According to the report, the DOE’s power to withhold federal funds from Title IX violators is what strikes fear in the hearts of college administrators, most of whom now operate in a risk-averse, corporate university environment, “in which student satisfaction as ‘education consumers’ is paramount.” The result, they says, has been overly aggressive enforcement of policies often developed without faculty input, and an emphasis on prevention that can have a chilling effect on teaching and research.

But Southern Connecticut State University philosophy professor Heidi Lockwood disagrees. In an e-mail, she says she doesn’t see how “the increased focus on the rights of students to a safe and equitable education. . . is problematic, even by the AAUP’s own standards.” Lockwood cites AAUP’s 1940 Statement of Principles on Academic Freedom and Tenure: “In that statement, which has stood the test of time, the AAUP itself acknowledges that faculty should exercise restraint on their own speech, as representatives of an institution.”

“In all of the cases described in the AAUP Title IX [report], the faculty in question arguably have failed to heed the AAUP’s advice to exercise commonsense restraint,” Lockwood says.   

Two recent Northwestern University cases show up among those AAUP examples of what they see as overreaching. NU professor Laura Kipnis was the target of a Title IX complaint and investigation in 2015, after she published “Sexual Paranoia Strikes Academe,” a provocative romp of a piece in the Chronicle of Higher Education. (She was exonerated, and followed up with another Chronicle article, “My Title IX Inquisition.“)

In the second case, “Head Nurses,” a first-person account of a therapeutic blow job bestowed by a nurse on a paralyzed patient, was censored from Atrium, an online journal published by Northwestern’s Feinberg School of Medicine. Northwestern eventually relented, but last year guest editor Alice Dreger resigned her faculty position in protest. AAUP interprets the incident as an example of the chilling effect of a Title IX-induced administrative “climate of fear” regarding “any discussions of sex.”        

AAUP—always a champion of “shared governance”—wants faculty input on Title IX policies and procedures, and peer review of complaints against faculty members. The report also proposes a broader, more systemic approach to problems of sexual discrimination, including support for more teaching and research on all kinds of inequality.

“AAUP’s position has always been and continues to be that we can and should address problems of sex discrimination, including sexual harassment and sexual assault on campus,” Lieberwitz says. But, she adds, “We need to step back and look at the broader context and ask are we applying Title IX in a way that’s moving us forward in addressing gender inequality.”

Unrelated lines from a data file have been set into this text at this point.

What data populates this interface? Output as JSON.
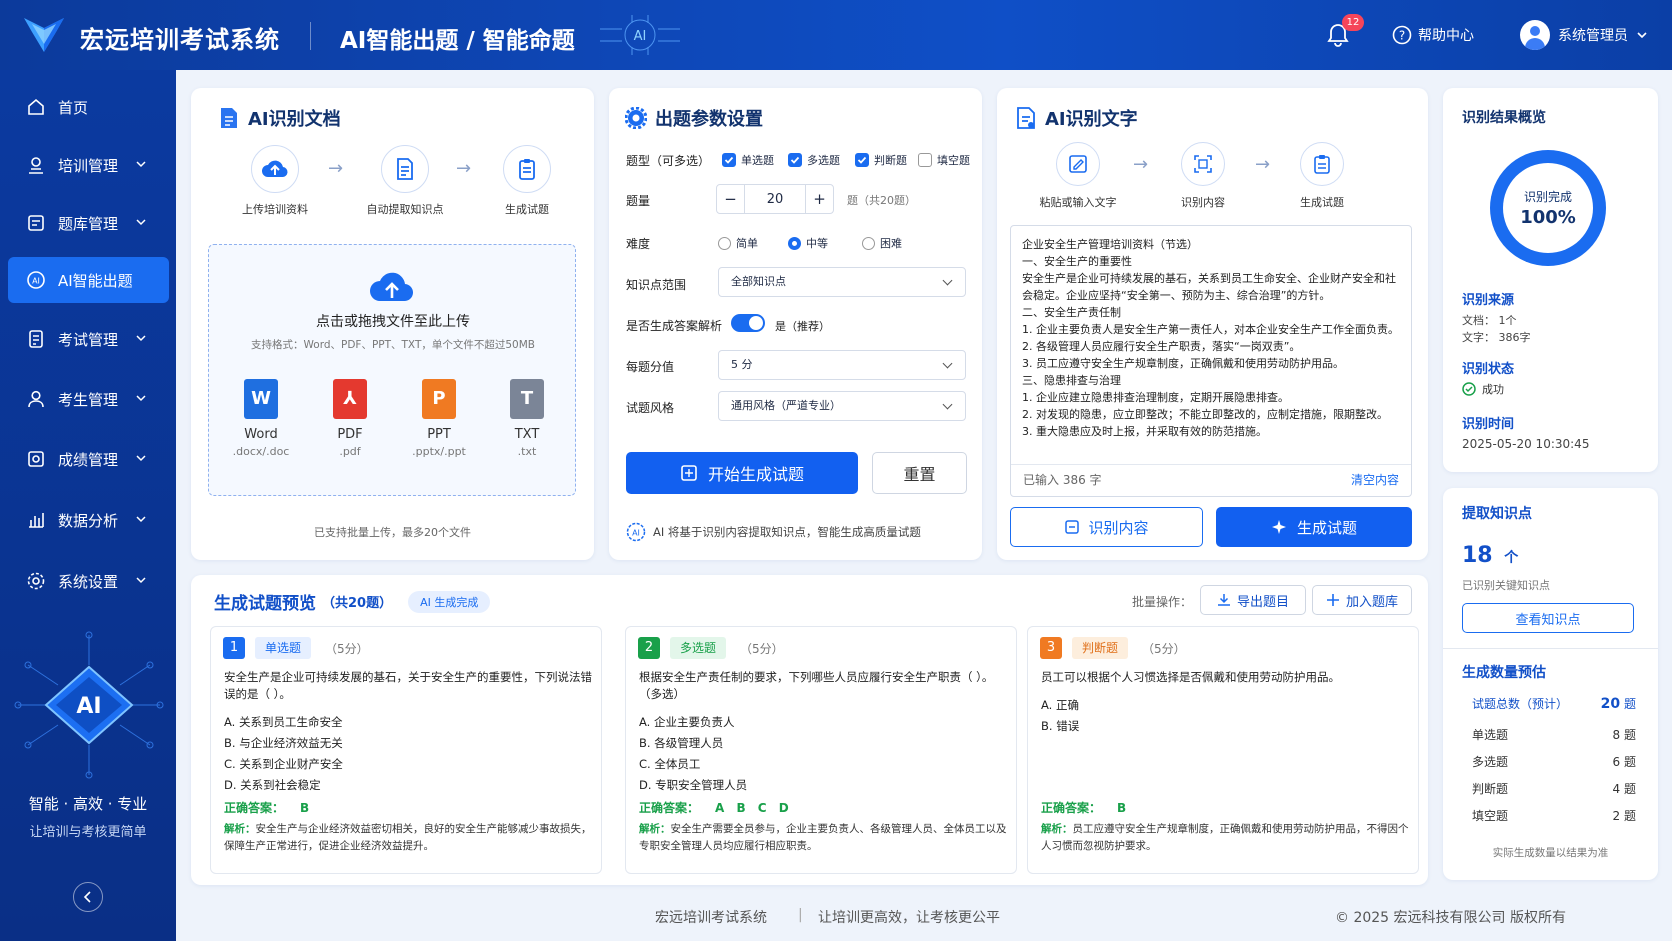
{
  "header": {
    "brand": "宏远培训考试系统",
    "title": "AI智能出题 / 智能命题",
    "chip_label": "AI",
    "notification_count": "12",
    "help": "帮助中心",
    "user": "系统管理员"
  },
  "sidebar": {
    "items": [
      {
        "label": "首页"
      },
      {
        "label": "培训管理"
      },
      {
        "label": "题库管理"
      },
      {
        "label": "AI智能出题"
      },
      {
        "label": "考试管理"
      },
      {
        "label": "考生管理"
      },
      {
        "label": "成绩管理"
      },
      {
        "label": "数据分析"
      },
      {
        "label": "系统设置"
      }
    ],
    "chip_label": "AI",
    "slogan1": "智能 · 高效 · 专业",
    "slogan2": "让培训与考核更简单"
  },
  "doc": {
    "title": "AI识别文档",
    "steps": [
      "上传培训资料",
      "自动提取知识点",
      "生成试题"
    ],
    "drop_title": "点击或拖拽文件至此上传",
    "drop_hint": "支持格式：Word、PDF、PPT、TXT，单个文件不超过50MB",
    "types": [
      {
        "name": "Word",
        "ext": ".docx/.doc",
        "glyph": "W",
        "color": "#1f6fe0"
      },
      {
        "name": "PDF",
        "ext": ".pdf",
        "glyph": "⅄",
        "color": "#e4392f"
      },
      {
        "name": "PPT",
        "ext": ".pptx/.ppt",
        "glyph": "P",
        "color": "#f07a22"
      },
      {
        "name": "TXT",
        "ext": ".txt",
        "glyph": "T",
        "color": "#7b8597"
      }
    ],
    "footer": "已支持批量上传，最多20个文件"
  },
  "params": {
    "title": "出题参数设置",
    "type_label": "题型（可多选）",
    "types": [
      {
        "label": "单选题",
        "checked": true
      },
      {
        "label": "多选题",
        "checked": true
      },
      {
        "label": "判断题",
        "checked": true
      },
      {
        "label": "填空题",
        "checked": false
      }
    ],
    "qty_label": "题量",
    "qty_minus": "−",
    "qty_value": "20",
    "qty_plus": "+",
    "qty_suffix": "题（共20题）",
    "diff_label": "难度",
    "diffs": [
      {
        "label": "简单",
        "on": false
      },
      {
        "label": "中等",
        "on": true
      },
      {
        "label": "困难",
        "on": false
      }
    ],
    "scope_label": "知识点范围",
    "scope_value": "全部知识点",
    "analysis_label": "是否生成答案解析",
    "analysis_value": "是（推荐）",
    "analysis_on": true,
    "score_label": "每题分值",
    "score_value": "5 分",
    "style_label": "试题风格",
    "style_value": "通用风格（严道专业）",
    "start_button": "开始生成试题",
    "reset_button": "重置",
    "note": "AI 将基于识别内容提取知识点，智能生成高质量试题"
  },
  "text": {
    "title": "AI识别文字",
    "steps": [
      "粘贴或输入文字",
      "识别内容",
      "生成试题"
    ],
    "content": "企业安全生产管理培训资料（节选）\n一、安全生产的重要性\n安全生产是企业可持续发展的基石，关系到员工生命安全、企业财产安全和社会稳定。企业应坚持“安全第一、预防为主、综合治理”的方针。\n二、安全生产责任制\n1. 企业主要负责人是安全生产第一责任人，对本企业安全生产工作全面负责。\n2. 各级管理人员应履行安全生产职责，落实“一岗双责”。\n3. 员工应遵守安全生产规章制度，正确佩戴和使用劳动防护用品。\n三、隐患排查与治理\n1. 企业应建立隐患排查治理制度，定期开展隐患排查。\n2. 对发现的隐患，应立即整改；不能立即整改的，应制定措施，限期整改。\n3. 重大隐患应及时上报，并采取有效的防范措施。",
    "count": "已输入  386 字",
    "clear": "清空内容",
    "recognize_button": "识别内容",
    "generate_button": "生成试题"
  },
  "result": {
    "title": "识别结果概览",
    "donut_label": "识别完成",
    "donut_value": "100%",
    "donut_fraction": 1.0,
    "source_label": "识别来源",
    "source_doc": "文档：  1个",
    "source_text": "文字：  386字",
    "status_label": "识别状态",
    "status_value": "成功",
    "time_label": "识别时间",
    "time_value": "2025-05-20  10:30:45"
  },
  "knowledge": {
    "title": "提取知识点",
    "count": "18",
    "unit": "个",
    "desc": "已识别关键知识点",
    "button": "查看知识点",
    "est_title": "生成数量预估",
    "est_total_label": "试题总数（预计）",
    "est_total_value": "20",
    "est_unit": "题",
    "est_rows": [
      {
        "label": "单选题",
        "value": "8"
      },
      {
        "label": "多选题",
        "value": "6"
      },
      {
        "label": "判断题",
        "value": "4"
      },
      {
        "label": "填空题",
        "value": "2"
      }
    ],
    "est_note": "实际生成数量以结果为准"
  },
  "preview": {
    "title": "生成试题预览",
    "count": "（共20题）",
    "tag": "AI 生成完成",
    "batch_label": "批量操作：",
    "export_button": "导出题目",
    "add_button": "加入题库",
    "answer_label": "正确答案：",
    "explain_label": "解析：",
    "questions": [
      {
        "num": "1",
        "type": "单选题",
        "score": "（5分）",
        "stem": "安全生产是企业可持续发展的基石，关于安全生产的重要性，下列说法错误的是（   ）。",
        "options": [
          "A.  关系到员工生命安全",
          "B.  与企业经济效益无关",
          "C.  关系到企业财产安全",
          "D.  关系到社会稳定"
        ],
        "answer": "B",
        "explain": "安全生产与企业经济效益密切相关，良好的安全生产能够减少事故损失，保障生产正常进行，促进企业经济效益提升。"
      },
      {
        "num": "2",
        "type": "多选题",
        "score": "（5分）",
        "stem": "根据安全生产责任制的要求，下列哪些人员应履行安全生产职责（   ）。（多选）",
        "options": [
          "A.  企业主要负责人",
          "B.  各级管理人员",
          "C.  全体员工",
          "D.  专职安全管理人员"
        ],
        "answer": "A B C D",
        "explain": "安全生产需要全员参与，企业主要负责人、各级管理人员、全体员工以及专职安全管理人员均应履行相应职责。"
      },
      {
        "num": "3",
        "type": "判断题",
        "score": "（5分）",
        "stem": "员工可以根据个人习惯选择是否佩戴和使用劳动防护用品。",
        "options": [
          "A.  正确",
          "B.  错误"
        ],
        "answer": "B",
        "explain": "员工应遵守安全生产规章制度，正确佩戴和使用劳动防护用品，不得因个人习惯而忽视防护要求。"
      }
    ]
  },
  "footer": {
    "name": "宏远培训考试系统",
    "sep": "|",
    "slogan": "让培训更高效，让考核更公平",
    "copyright": "© 2025 宏远科技有限公司   版权所有"
  },
  "colors": {
    "primary": "#1a6cf0",
    "header": "#0f4fc7",
    "success": "#19a04a"
  }
}
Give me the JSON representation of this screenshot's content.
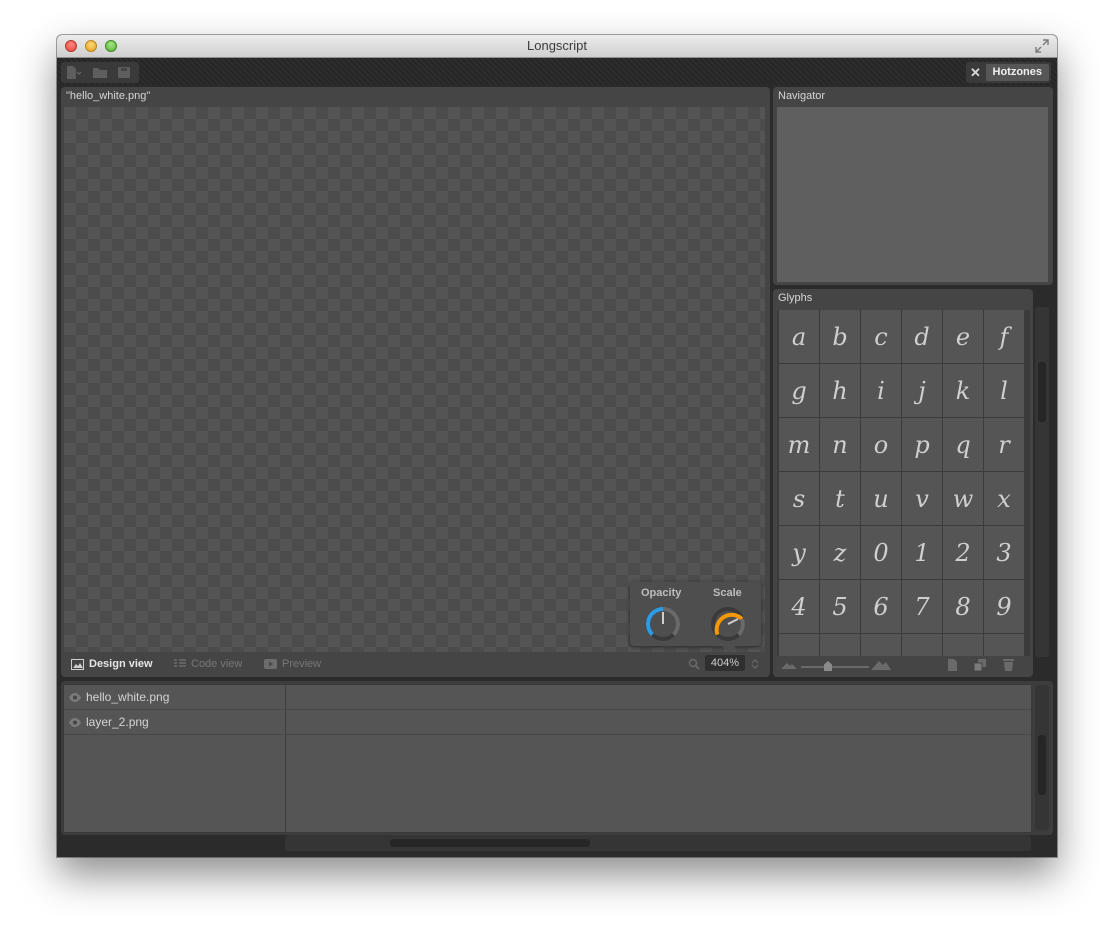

Perhaps there’s a middle ground. Northwestern University sociology professor (and director of Northwestern’s Center for Legal Studies) Laura Beth Nielsen says the AAUP’s concerns “are really important to think about, and to get right. We don’t want to impinge on academic freedom.” But she goes on:

The problem with the report is that it overplays these distressing and yet relatively rare kinds of problems at the expense of the problem that we know happens all the time—which is that women are sexually assaulted on campus, and under five percent of those sexual assaults are reported. We should not be so worried about tenured professors having to go through a bureaucratic process that we forget about where this is all coming from. 

The 56-page report, which closes with recommendations for DOE, administrators, and faculty, is a draft. Comment from AAUP members and the public is invited.